Study advises against service sharing for northern Tasmanian councils
August 7, 2017
A study by KPMG of the potential benefits for a group of eight northern councils of sharing the provision of services has concluded that general whole of region services would be difficult to implement, but a move to common technology platforms could deliver efficiencies.
The eight councils covered by the study are West Tamar Council, George Town Council, Dorset Council, Break O’Day Council, Northern Midlands Council, Meander Valley Council, Flinders Council and Launceston City Council.
Launceston is by far the largest with a population and staffing level that is almost that of the other seven councils combined.
The group of councils are facing growing pressures due to higher levels of economic and social disadvantage with an ageing population profile in excess of the Tasmanian median and with five of the eight councils forecast to have a population decline by 2030.
The study found that while the councils had much in common, there were differences that would make the provision of many whole of region services difficult.

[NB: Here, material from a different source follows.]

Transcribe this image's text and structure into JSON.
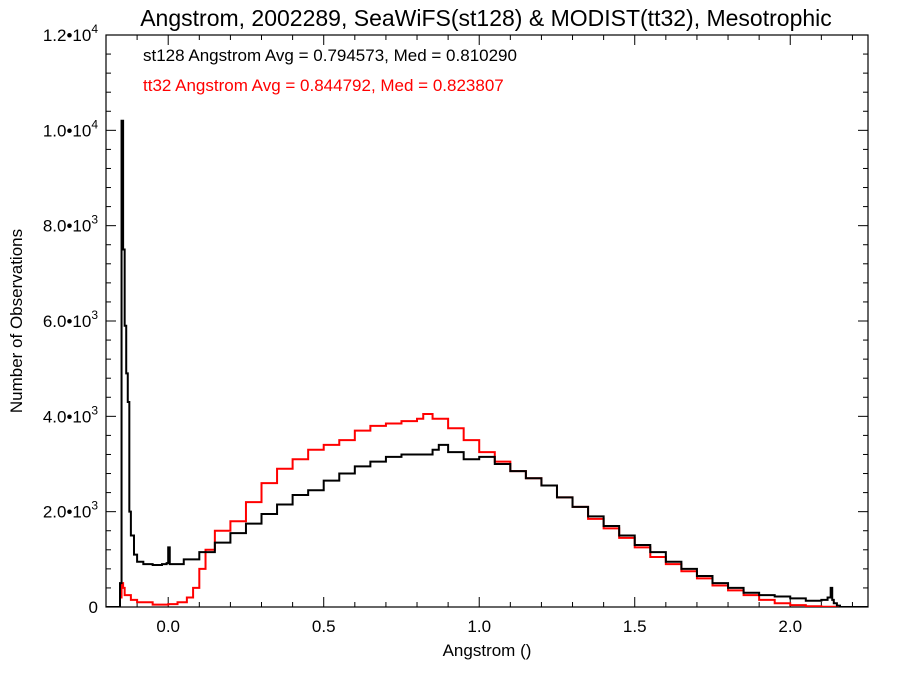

It found that more complex shared service models, involving the formation of a separate, jointly owned entity, or centralised service delivery with one council (most logically Launceston), would not be attractive from financial, political and operational perspectives, due to the range of systems and processes that would need to be migrated and the disruption that would follow.
The study concluded that a more sustainable pathway for the region was ongoing and incremental resource sharing at sub-regional levels, along with some whole of region initiatives including joint contracting for selected services and migration to a single information management platform, is a more sustainable pathway for the region to adopt.
The immediate opportunity is a move to common technology platforms (specifically networks, infrastructure and applications) drive harmonisation of business processes and deliver ‘back office’ efficiency gains that can be reinvested into community facing services.
The study suggested that the Northern Councils could be informed by the Common Services Model, adopted by Brighton and its partnering councils.